Faber-Castell Pitt Pastel Pencils are a top quality alternative to standard pastels for those who don’t like to get their hands dirty, offering oil-free pastel leads encased in wood. They can also be used to complement pastel crayons and fill in when in need to draw these finer details that can’t be done with the thicker mediums. The contain a high concentration of color pigments, and they are suitable for both drawing lines and for dense shading. If you’re looking for superior color blending and a smooth transition between pastel colors, this product won’t disappoint.

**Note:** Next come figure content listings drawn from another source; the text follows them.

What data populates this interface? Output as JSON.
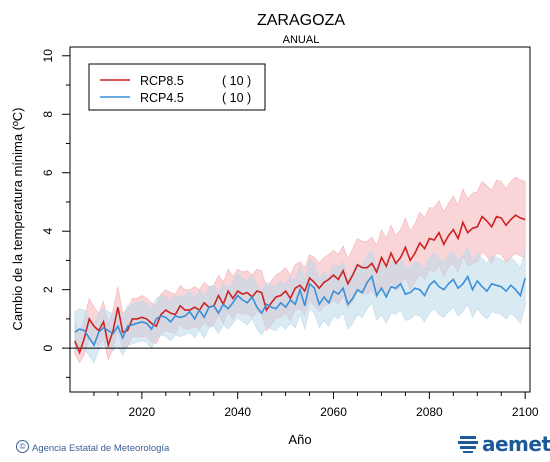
{
  "chart_data": {
    "type": "line",
    "title": "ZARAGOZA",
    "subtitle": "ANUAL",
    "xlabel": "Año",
    "ylabel": "Cambio de la temperatura mínima (ºC)",
    "xlim": [
      2005,
      2101
    ],
    "ylim": [
      -1.5,
      10.3
    ],
    "xticks": [
      2020,
      2040,
      2060,
      2080,
      2100
    ],
    "yticks": [
      0,
      2,
      4,
      6,
      8,
      10
    ],
    "reference_line": 0,
    "legend_position": "top-left",
    "series": [
      {
        "name": "RCP8.5",
        "count_label": "( 10 )",
        "color": "#cc2222",
        "band_color": "#f4b3b8",
        "x": [
          2006,
          2007,
          2008,
          2009,
          2010,
          2011,
          2012,
          2013,
          2014,
          2015,
          2016,
          2017,
          2018,
          2019,
          2020,
          2021,
          2022,
          2023,
          2024,
          2025,
          2026,
          2027,
          2028,
          2029,
          2030,
          2031,
          2032,
          2033,
          2034,
          2035,
          2036,
          2037,
          2038,
          2039,
          2040,
          2041,
          2042,
          2043,
          2044,
          2045,
          2046,
          2047,
          2048,
          2049,
          2050,
          2051,
          2052,
          2053,
          2054,
          2055,
          2056,
          2057,
          2058,
          2059,
          2060,
          2061,
          2062,
          2063,
          2064,
          2065,
          2066,
          2067,
          2068,
          2069,
          2070,
          2071,
          2072,
          2073,
          2074,
          2075,
          2076,
          2077,
          2078,
          2079,
          2080,
          2081,
          2082,
          2083,
          2084,
          2085,
          2086,
          2087,
          2088,
          2089,
          2090,
          2091,
          2092,
          2093,
          2094,
          2095,
          2096,
          2097,
          2098,
          2099,
          2100
        ],
        "values": [
          0.25,
          -0.15,
          0.35,
          1.0,
          0.75,
          0.6,
          0.9,
          0.1,
          0.6,
          1.4,
          0.55,
          0.6,
          1.0,
          1.0,
          1.05,
          1.0,
          0.85,
          0.75,
          1.15,
          1.3,
          1.2,
          1.15,
          1.45,
          1.3,
          1.3,
          1.4,
          1.3,
          1.55,
          1.4,
          1.45,
          1.8,
          1.5,
          1.95,
          1.7,
          1.95,
          1.85,
          1.9,
          1.75,
          1.95,
          1.9,
          1.3,
          1.55,
          1.75,
          1.8,
          1.95,
          1.7,
          2.05,
          2.15,
          1.95,
          2.4,
          2.25,
          2.05,
          2.25,
          2.35,
          2.5,
          2.35,
          2.65,
          2.2,
          2.5,
          2.85,
          2.75,
          2.75,
          2.9,
          2.6,
          3.1,
          2.8,
          3.25,
          2.9,
          3.1,
          3.45,
          3.0,
          3.25,
          3.6,
          3.4,
          3.75,
          3.7,
          3.95,
          3.55,
          3.85,
          4.05,
          3.75,
          4.3,
          3.95,
          4.1,
          4.15,
          4.5,
          4.35,
          4.15,
          4.5,
          4.45,
          4.2,
          4.4,
          4.55,
          4.45,
          4.4
        ],
        "lower": [
          -0.2,
          -0.5,
          -0.2,
          0.3,
          0.2,
          0.1,
          0.3,
          -0.4,
          0.0,
          0.6,
          0.0,
          0.05,
          0.4,
          0.4,
          0.4,
          0.4,
          0.2,
          0.15,
          0.5,
          0.6,
          0.55,
          0.5,
          0.8,
          0.65,
          0.65,
          0.75,
          0.65,
          0.9,
          0.75,
          0.8,
          1.15,
          0.85,
          1.25,
          1.0,
          1.25,
          1.15,
          1.2,
          1.05,
          1.25,
          1.15,
          0.6,
          0.8,
          1.0,
          1.05,
          1.2,
          0.95,
          1.3,
          1.35,
          1.15,
          1.6,
          1.45,
          1.25,
          1.45,
          1.5,
          1.65,
          1.5,
          1.8,
          1.35,
          1.6,
          1.95,
          1.85,
          1.85,
          2.0,
          1.7,
          2.15,
          1.85,
          2.3,
          1.95,
          2.15,
          2.45,
          2.0,
          2.25,
          2.55,
          2.35,
          2.7,
          2.6,
          2.85,
          2.45,
          2.75,
          2.9,
          2.6,
          3.15,
          2.8,
          2.9,
          2.95,
          3.3,
          3.15,
          2.9,
          3.25,
          3.2,
          2.95,
          3.1,
          3.25,
          3.15,
          3.1
        ],
        "upper": [
          0.9,
          0.5,
          1.0,
          1.7,
          1.4,
          1.2,
          1.6,
          0.8,
          1.3,
          2.1,
          1.2,
          1.3,
          1.7,
          1.7,
          1.8,
          1.7,
          1.55,
          1.45,
          1.85,
          2.0,
          1.9,
          1.85,
          2.15,
          2.0,
          2.0,
          2.1,
          2.0,
          2.25,
          2.1,
          2.15,
          2.5,
          2.25,
          2.7,
          2.45,
          2.7,
          2.6,
          2.65,
          2.5,
          2.7,
          2.65,
          2.05,
          2.3,
          2.5,
          2.6,
          2.75,
          2.5,
          2.85,
          2.95,
          2.75,
          3.2,
          3.1,
          2.9,
          3.1,
          3.2,
          3.35,
          3.2,
          3.5,
          3.05,
          3.4,
          3.75,
          3.65,
          3.65,
          3.8,
          3.5,
          4.05,
          3.75,
          4.2,
          3.85,
          4.05,
          4.45,
          4.0,
          4.25,
          4.65,
          4.45,
          4.8,
          4.8,
          5.05,
          4.65,
          4.95,
          5.2,
          4.9,
          5.45,
          5.1,
          5.3,
          5.35,
          5.7,
          5.55,
          5.4,
          5.75,
          5.7,
          5.45,
          5.7,
          5.85,
          5.75,
          5.7
        ]
      },
      {
        "name": "RCP4.5",
        "count_label": "( 10 )",
        "color": "#3a8fd8",
        "band_color": "#bcd9ea",
        "x": [
          2006,
          2007,
          2008,
          2009,
          2010,
          2011,
          2012,
          2013,
          2014,
          2015,
          2016,
          2017,
          2018,
          2019,
          2020,
          2021,
          2022,
          2023,
          2024,
          2025,
          2026,
          2027,
          2028,
          2029,
          2030,
          2031,
          2032,
          2033,
          2034,
          2035,
          2036,
          2037,
          2038,
          2039,
          2040,
          2041,
          2042,
          2043,
          2044,
          2045,
          2046,
          2047,
          2048,
          2049,
          2050,
          2051,
          2052,
          2053,
          2054,
          2055,
          2056,
          2057,
          2058,
          2059,
          2060,
          2061,
          2062,
          2063,
          2064,
          2065,
          2066,
          2067,
          2068,
          2069,
          2070,
          2071,
          2072,
          2073,
          2074,
          2075,
          2076,
          2077,
          2078,
          2079,
          2080,
          2081,
          2082,
          2083,
          2084,
          2085,
          2086,
          2087,
          2088,
          2089,
          2090,
          2091,
          2092,
          2093,
          2094,
          2095,
          2096,
          2097,
          2098,
          2099,
          2100
        ],
        "values": [
          0.55,
          0.65,
          0.6,
          0.35,
          0.1,
          0.55,
          0.7,
          0.6,
          0.5,
          0.75,
          0.35,
          0.75,
          0.8,
          0.85,
          0.9,
          0.85,
          0.65,
          1.0,
          1.1,
          1.05,
          0.9,
          1.1,
          1.05,
          1.1,
          1.25,
          1.0,
          1.3,
          1.05,
          1.4,
          1.45,
          1.2,
          1.5,
          1.35,
          1.55,
          1.8,
          1.65,
          1.55,
          1.75,
          1.4,
          1.2,
          1.5,
          1.4,
          1.35,
          1.55,
          1.4,
          1.65,
          1.5,
          2.0,
          1.45,
          2.2,
          2.05,
          1.5,
          1.75,
          1.55,
          1.95,
          1.85,
          2.05,
          1.5,
          1.7,
          2.0,
          1.9,
          2.25,
          2.45,
          1.8,
          2.05,
          1.75,
          2.1,
          2.05,
          2.2,
          1.85,
          1.9,
          2.05,
          2.0,
          1.8,
          2.15,
          2.3,
          2.1,
          2.0,
          2.2,
          2.35,
          2.05,
          2.2,
          2.45,
          2.0,
          2.3,
          2.1,
          1.95,
          2.2,
          2.15,
          2.1,
          1.95,
          2.15,
          2.0,
          1.8,
          2.4
        ],
        "lower": [
          -0.1,
          0.0,
          -0.05,
          -0.25,
          -0.5,
          -0.05,
          0.1,
          0.0,
          -0.1,
          0.1,
          -0.25,
          0.1,
          0.15,
          0.2,
          0.25,
          0.2,
          0.0,
          0.35,
          0.45,
          0.4,
          0.25,
          0.45,
          0.4,
          0.45,
          0.55,
          0.35,
          0.6,
          0.35,
          0.7,
          0.75,
          0.5,
          0.8,
          0.65,
          0.85,
          1.05,
          0.9,
          0.8,
          1.0,
          0.65,
          0.45,
          0.75,
          0.65,
          0.6,
          0.8,
          0.65,
          0.85,
          0.7,
          1.15,
          0.65,
          1.35,
          1.2,
          0.7,
          0.95,
          0.75,
          1.1,
          1.0,
          1.2,
          0.65,
          0.85,
          1.15,
          1.05,
          1.35,
          1.55,
          0.95,
          1.15,
          0.85,
          1.2,
          1.15,
          1.3,
          0.95,
          1.0,
          1.15,
          1.1,
          0.9,
          1.2,
          1.35,
          1.15,
          1.05,
          1.25,
          1.4,
          1.1,
          1.25,
          1.5,
          1.05,
          1.35,
          1.15,
          1.0,
          1.25,
          1.2,
          1.15,
          1.0,
          1.2,
          1.05,
          0.85,
          1.45
        ],
        "upper": [
          1.25,
          1.35,
          1.3,
          1.0,
          0.8,
          1.2,
          1.35,
          1.25,
          1.15,
          1.45,
          1.0,
          1.45,
          1.5,
          1.55,
          1.6,
          1.55,
          1.35,
          1.7,
          1.8,
          1.75,
          1.6,
          1.8,
          1.75,
          1.8,
          1.95,
          1.7,
          2.0,
          1.75,
          2.1,
          2.15,
          1.9,
          2.2,
          2.05,
          2.25,
          2.55,
          2.4,
          2.3,
          2.5,
          2.15,
          1.95,
          2.25,
          2.15,
          2.1,
          2.3,
          2.15,
          2.45,
          2.3,
          2.85,
          2.3,
          3.05,
          2.9,
          2.35,
          2.6,
          2.4,
          2.85,
          2.75,
          2.95,
          2.35,
          2.6,
          2.9,
          2.8,
          3.15,
          3.35,
          2.7,
          2.95,
          2.65,
          3.0,
          2.95,
          3.1,
          2.75,
          2.8,
          2.95,
          2.9,
          2.7,
          3.1,
          3.25,
          3.05,
          2.95,
          3.15,
          3.3,
          3.0,
          3.15,
          3.45,
          2.95,
          3.25,
          3.05,
          2.9,
          3.15,
          3.1,
          3.05,
          2.9,
          3.1,
          2.95,
          2.75,
          3.35
        ]
      }
    ]
  },
  "footer": {
    "copyright_symbol": "©",
    "agency": "Agencia Estatal de Meteorología",
    "logo_text": "aemet",
    "logo_color": "#1d5a98"
  }
}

The Pitt Pastel Pencils are generally easy to wipe allowing the seamless merging of neighboring colors, but they need to be fixed when the drawing is finished. Available in 60 light-independent colors, the hue range of this product series is particularly focused on muted shades and earth tones that are widely used by pastel artists. The pencils come in sets of 3, 12, 24, 36, and 60, and the case is a high quality metal tin.
Product Pros & Cons
- Wax and oil-free
- High pigment concentration levels
- Can be sharpened to a fine point for very detailed work
- Great color selection
- Fair price for the quality
- True and deep colors
- Can be erased without damaging the paper
- Tip won’t break easily
- Need to be used at a certain angle
- Pastel center is a bit thin
- No color indication printed on the pencil
The Faber-Castel Pitt Pastel Pencils generate enthusiasm among pastel artists who want to elaborate on these finer details that can’t be done with a crayon. They offer a good color selection, a good tip durability even when thinned down, a high pigment concentration, and a great coloring result. Some users however report their disappointment with the blending capacity of this product, as well as the use limitations and encumbrances that derive from the absence of the color indicator on the pencil and the thin lead center. These are isolated reports that may be attributed to defective products.
The color range of this product makes it ideal for drawing wildlife, landscape, and portraits. The 60 colors are certainly not for everything, so artists should be aware and careful on their choice. They are generally used as a pastel complementary, so it’s good that they are also sold individually, but since they can stand as a medium on their own the sets can come in handy.